I caught myself smiling because hearing him talk like this, as though I were a friend he could just talk with, gave me a pleasant warmth in my stomach I never wanted to go.

“Gideon is coming to see you tomorrow?”

He nodded. “Though not by choice.”

“What do you mean?”

“There is some kind of parental mediation session. He has to attend it, or they’ll attempt to expel me again.”

My eyebrows shot to my hairline. “Expel you?What did you do?”

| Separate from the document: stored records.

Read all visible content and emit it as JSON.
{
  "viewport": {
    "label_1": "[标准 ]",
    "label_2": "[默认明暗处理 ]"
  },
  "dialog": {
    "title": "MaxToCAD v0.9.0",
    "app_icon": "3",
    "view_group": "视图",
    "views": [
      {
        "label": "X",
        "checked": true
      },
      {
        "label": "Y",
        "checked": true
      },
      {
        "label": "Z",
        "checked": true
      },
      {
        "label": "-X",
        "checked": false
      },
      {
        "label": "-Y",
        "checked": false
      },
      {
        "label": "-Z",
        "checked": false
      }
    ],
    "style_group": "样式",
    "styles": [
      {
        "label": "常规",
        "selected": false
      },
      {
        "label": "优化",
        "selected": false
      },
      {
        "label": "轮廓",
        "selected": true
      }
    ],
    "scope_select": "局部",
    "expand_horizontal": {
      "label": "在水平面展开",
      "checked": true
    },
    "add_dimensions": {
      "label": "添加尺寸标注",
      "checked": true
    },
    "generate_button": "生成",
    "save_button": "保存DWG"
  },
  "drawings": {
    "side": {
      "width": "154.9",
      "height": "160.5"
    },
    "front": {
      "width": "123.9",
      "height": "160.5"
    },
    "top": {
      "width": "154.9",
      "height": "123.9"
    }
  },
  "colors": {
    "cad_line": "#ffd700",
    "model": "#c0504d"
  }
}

“This time or the last time?”

I laughed. “Um, this time?”

“I broke the Austrian ambassador’s son’s nose with a Lacrosse stick.” When he saw my expression, he added. “I hadn’t properly warmed up, and my grip was loose. It was an accident.”

“Right.”

Caspien said nothing.

“Do you have to go?” I asked, remembering the lights-out call.

“I should. I have a 7 a.m. skiing class.”

“Can I...call you again? Tomorrow?” I held my breath.

He stared.

“Yes,” he said at last. “If you like.”

I bit back my smile. “Well, I guess I’ll let you go, then.”

“Haven’t you forgotten something?” he said.